THE CITY OF ALBANY, et al.,
Defendants.

CIVIL ACTION 
NO. 1200

X

ORDER ESTABLISHING THE STANDARDS AND 
PROCEDURES TO BE FOLLOWED IN THE 
DETERMINATION OF BACK PAY

This case comes before the Court for decision as to the 
standards and procedures to be used for handling the back pay 
determinations herein. Plaintiffs and the defendants have pre­
sented their proposals and supporting materials to the Court, 
and they have been fully considered.

The Court shall by subsequent Order appoint a Special 
Master to supervise the making of these determinations, to 
adjudicate such questions as must be adjudicated, and to make 
such modifications in this Order as seem necessary or desirable 
to accomplish its purposes.

The testimony and documentary evidence already admitted 
shall not be duplicated except as may be necessary to make it 
available in computer readable form to aid in the calculation 
of individual awards. Any defenses appropriate to the liability



stage of the case are now precluded and shall not be litigated 
in the back pay determination. English v. Seaboard Coast Line 
R.R. Co.. 12 F.E.P. Cases 90 (S.D. Ga. 1975).

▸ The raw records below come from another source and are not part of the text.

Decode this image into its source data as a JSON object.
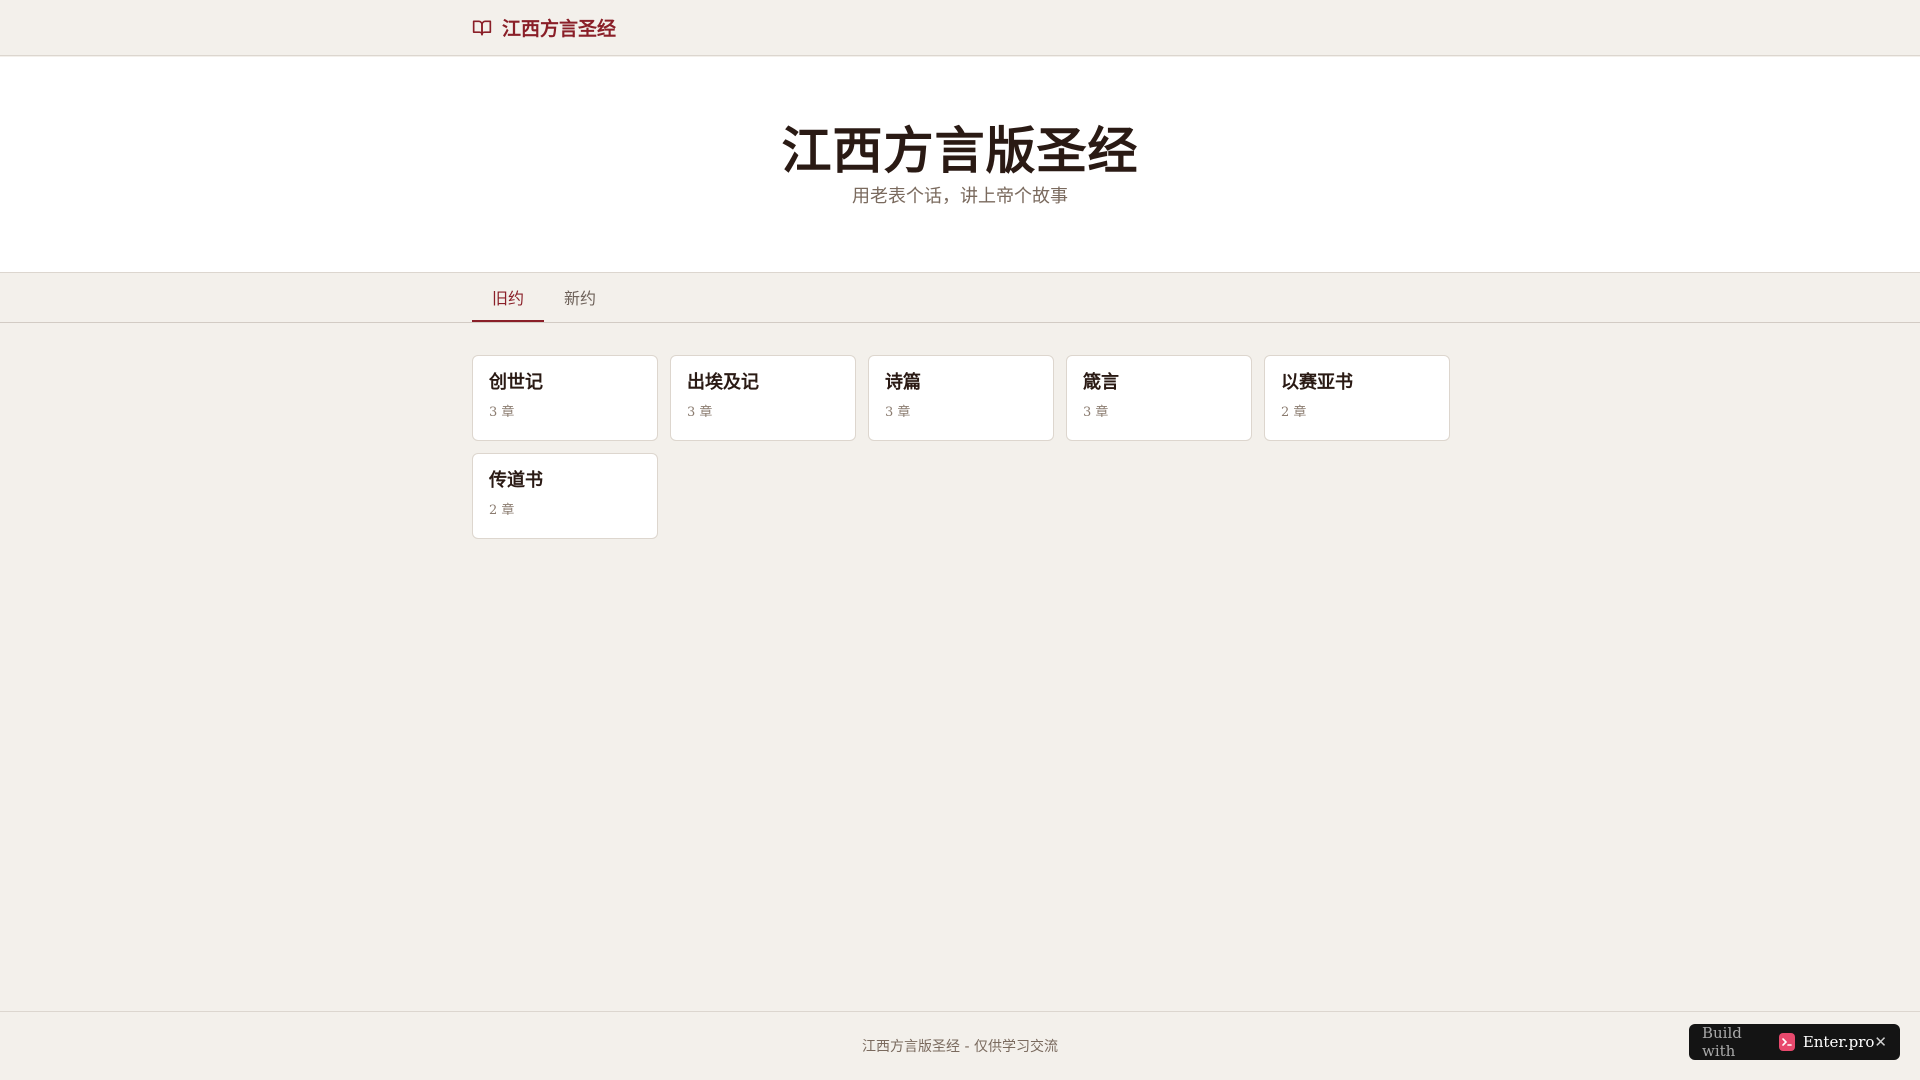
{
  "header": {
    "brand_icon": "book-open-icon",
    "brand_label": "江西方言圣经",
    "brand_color": "#8a1f28"
  },
  "hero": {
    "title": "江西方言版圣经",
    "subtitle": "用老表个话，讲上帝个故事"
  },
  "tabs": [
    {
      "label": "旧约",
      "active": true
    },
    {
      "label": "新约",
      "active": false
    }
  ],
  "books": [
    {
      "title": "创世记",
      "chapters": "3 章"
    },
    {
      "title": "出埃及记",
      "chapters": "3 章"
    },
    {
      "title": "诗篇",
      "chapters": "3 章"
    },
    {
      "title": "箴言",
      "chapters": "3 章"
    },
    {
      "title": "以赛亚书",
      "chapters": "2 章"
    },
    {
      "title": "传道书",
      "chapters": "2 章"
    }
  ],
  "footer": {
    "text": "江西方言版圣经 - 仅供学习交流"
  },
  "badge": {
    "prefix": "Build with",
    "brand": "Enter.pro",
    "logo_icon": "enter-logo-icon",
    "close_icon": "close-icon"
  }
}
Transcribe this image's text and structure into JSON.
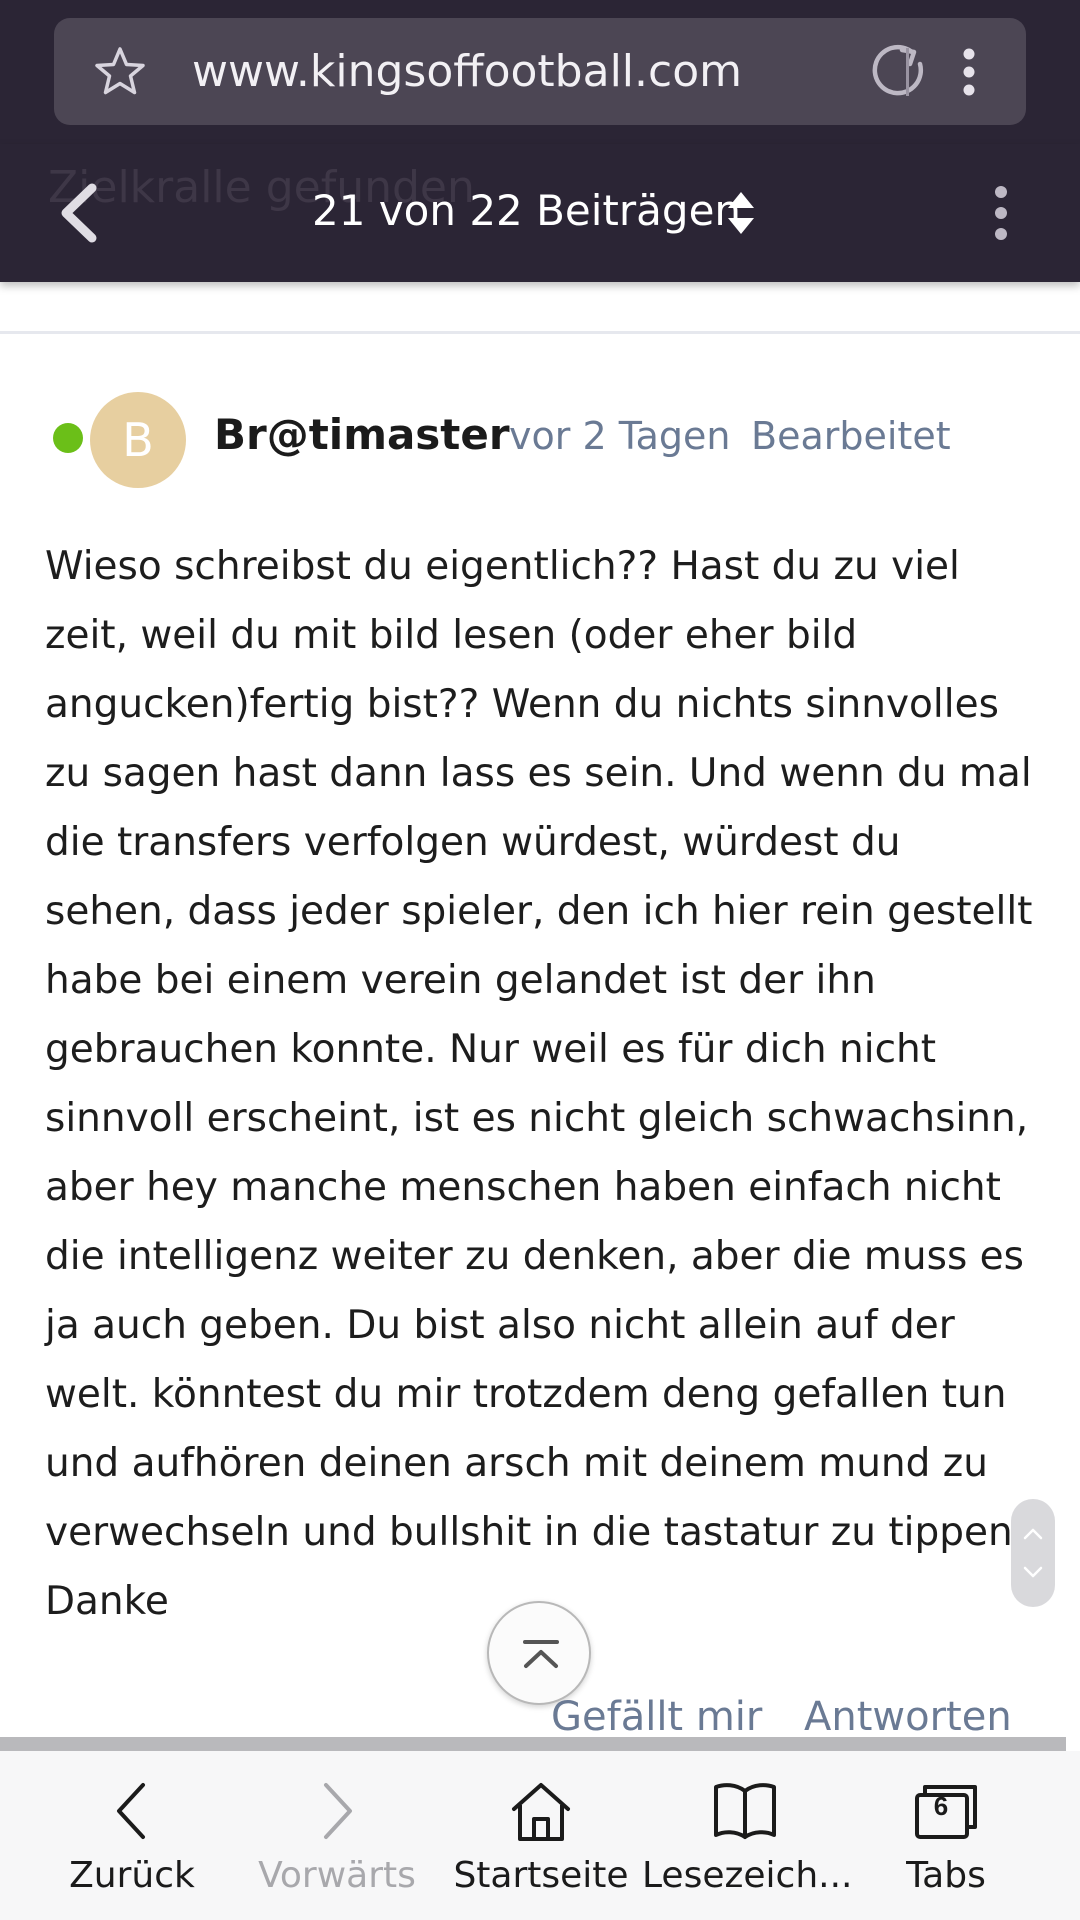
{
  "browser": {
    "url": "www.kingsoffootball.com"
  },
  "thread": {
    "ghost_title": "Zielkralle gefunden",
    "post_counter": "21 von 22 Beiträgen"
  },
  "post": {
    "author_initial": "B",
    "author": "Br@timaster",
    "timestamp": "vor 2 Tagen",
    "edited_label": "Bearbeitet",
    "body_lines": [
      "Wieso schreibst du eigentlich?? Hast du zu viel",
      "zeit, weil du mit bild lesen (oder eher bild",
      "angucken)fertig bist?? Wenn du nichts sinnvolles",
      "zu sagen hast dann lass es sein. Und wenn du mal",
      "die transfers verfolgen würdest, würdest du",
      "sehen, dass jeder spieler, den ich hier rein gestellt",
      "habe bei einem verein gelandet ist der ihn",
      "gebrauchen konnte. Nur weil es für dich nicht",
      "sinnvoll erscheint, ist es nicht gleich schwachsinn,",
      "aber hey manche menschen haben einfach nicht",
      "die intelligenz weiter zu denken, aber die muss es",
      "ja auch geben. Du bist also nicht allein auf der",
      "welt. könntest du mir trotzdem deng gefallen tun",
      "und aufhören deinen arsch mit deinem mund zu",
      "verwechseln und bullshit in die tastatur zu tippen.",
      "Danke"
    ],
    "like_label": "Gefällt mir",
    "reply_label": "Antworten"
  },
  "bottom_nav": {
    "back": "Zurück",
    "forward": "Vorwärts",
    "home": "Startseite",
    "bookmarks": "Lesezeich...",
    "tabs": "Tabs",
    "tabs_count": "6"
  },
  "colors": {
    "chrome_bg": "#2b2535",
    "url_bar_bg": "#4c4654",
    "meta_text": "#6a7a94",
    "online": "#6bbf18",
    "avatar_bg": "#e7cfa0"
  },
  "icons": [
    "star-icon",
    "reload-icon",
    "more-vertical-icon",
    "back-chevron-icon",
    "sort-updown-icon",
    "scroll-up-icon",
    "scroll-down-icon",
    "to-top-icon",
    "nav-back-icon",
    "nav-forward-icon",
    "home-icon",
    "bookmarks-book-icon",
    "tabs-icon"
  ]
}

It is clear that needless protraction of back pay 
proceedings may discourage most claimants and it is to be 
avoided. The Court has, therefore, structured this Order so 
as to establish as much as possible of the necessary facts with­
out extensive hearings. Requiring the employer to identify and 
list employees it believes to have been unqualified for pro­
motion or assignment to higher-paid jobs, for example, enables 
litigation to be concentrated on the small proportion of persons 
over whom there is a genuine dispute. Pettway v. American Cast 
Iron Pipe Co.. 494 F.2d 211, 259-260 (5th Cir. 1974) clearly 
approved such an approach when it discussed the maximum burden 
that could be placed on an individual class member, and stated: 
"The employer's records, as well as the employer's aid, would 
be made available to the plaintiffs for this purpose."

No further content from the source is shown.